Gli strumenti per farlo sono sempre quelli della prima fase del morbo, quella di febbraio e marzo, distanziamento, mascherine, lavaggi frequenti delle mani, esclusione di feste affollate e di assembramenti.
Il nuovo DPCM si muove sempre su questa falsariga con alcune trovate empiriche, che danno il senso dello smarrimento che afferra anche chi ha il dovere di decidere in una situazione nella quale è imperativo coniugare il ricorso al rigore con la necessità di non favorire una nuova fase critica per l’economia, stavolta devastante.

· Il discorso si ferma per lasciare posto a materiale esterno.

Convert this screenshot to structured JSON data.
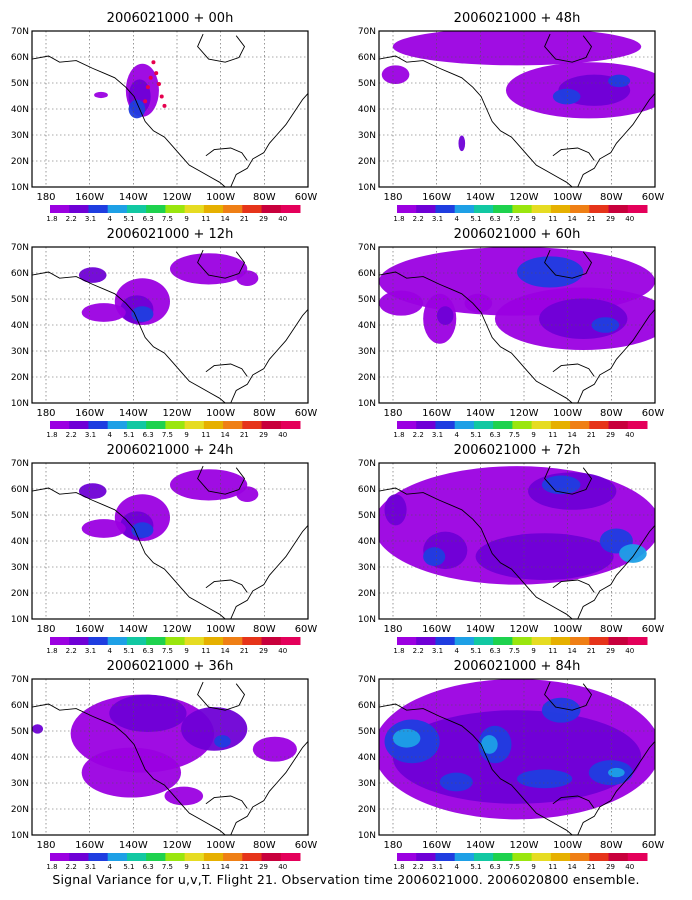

Ci sono numeri, prima che criteri, nelle prescrizioni che sembrano rimandare a pratiche esoteriche: perché 6 e non 7 intorno al tavolo di un ristorante, perché dopo le 18 al bar non sarà possibile sorseggiare un caffè in piedi, perché puntare tanto sul lavoro a domicilio considerando quanto l’esperimento precedente abbia comportato ulteriori vuoti e segnali di inefficienza nel rapporto fra cittadini e pubblica amministrazione?
Sono interrogativi legittimi, ma ancor più legittimo ed importante è valutare come, fra rimpalli di responsabilità, fra i vari livelli istituzionali si sia fatto ben poco, nella spensierata estate trascorsa, per irrobustire il sistema sanitario, migliorare i trasporti urbani, attrezzare le scuole in termini di dotazioni strumentali e di personale.
Sono, questi, vari problemi lasciati irrisolti e al cittadino normale poco importa se la colpa sia delle Regioni, dei Comuni o del Governo.
Sarebbe serio e necessario che su queste questioni maggioranza ed opposizione dialoghino non trascurando lo spettro possibile di un inverno freddissimo e tormentato sul piano della coesione sociale.